Owners of multiple homes can choose which one of them to nominate. Notably, married couples and civil partners are allowed to claim private residence relief for only one property at any one time.
Significantly, people who transfer a home to their wife, husband or civil partner are not usually liable to pay CGT. However, accounting advice may be advisable regarding the broader situation, including lifetime gifts and possible inheritance tax.
Calculating CGT Liability
To calculate the gain on disposing of a second home in the UK, start with the sale price of the property. If transferred as a gift or sold for less than it was worth, take the market value instead. Next, deduct allowable costs: legal fees, estate agent commission and any improvement work such as an extension. However, decorating and routine maintenance do not count.
Usefully, the gov.uk site enables vendors to determine whether there is a liability for CGT and to work out the net gain after deducting allowable expenses. During the tax year ending 5th April 2020, the tax applies to total gains of £12,000 or more, whereas lower amounts are exempt.
Above the exemption, CGT applies in two bands at between 18 per cent and 28 per cent.
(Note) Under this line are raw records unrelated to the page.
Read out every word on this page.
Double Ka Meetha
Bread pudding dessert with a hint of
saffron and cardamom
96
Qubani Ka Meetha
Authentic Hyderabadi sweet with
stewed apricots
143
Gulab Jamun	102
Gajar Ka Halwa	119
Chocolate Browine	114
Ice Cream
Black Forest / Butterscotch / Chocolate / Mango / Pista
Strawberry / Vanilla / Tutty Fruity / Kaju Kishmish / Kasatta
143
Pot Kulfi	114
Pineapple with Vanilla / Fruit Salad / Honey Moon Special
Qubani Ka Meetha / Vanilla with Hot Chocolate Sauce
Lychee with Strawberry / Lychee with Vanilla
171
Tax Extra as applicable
Conveniently accessible via the gov.uk site, the HMRC tax calculator will give an indication of the amount due. During the calculation, the page will request the date and value of the sale, along with total costs and fees such as professional valuations and advertising. This facility is for private owner-occupiers; note that lettings, rental agents and limited companies fall under different tax arrangements.
The amount payable is due by 31st January in the year that follows the end of the fiscal year in which the chargeable event occurred or crystallised.
In summary, CGT relates to sales and other disposals of second homes, buy-to-let houses, inherited properties, business premises and land. It applies when the owners are private individuals, self-employed traders or members of business partnerships. Conversely, directors of limited companies that own such properties (as sometimes occurs in trusts and expatriate portfolios) could be liable for corporation tax instead.
Finally, expert accounting advice is advisable if an individual has made multiple chargeable gains during a tax year.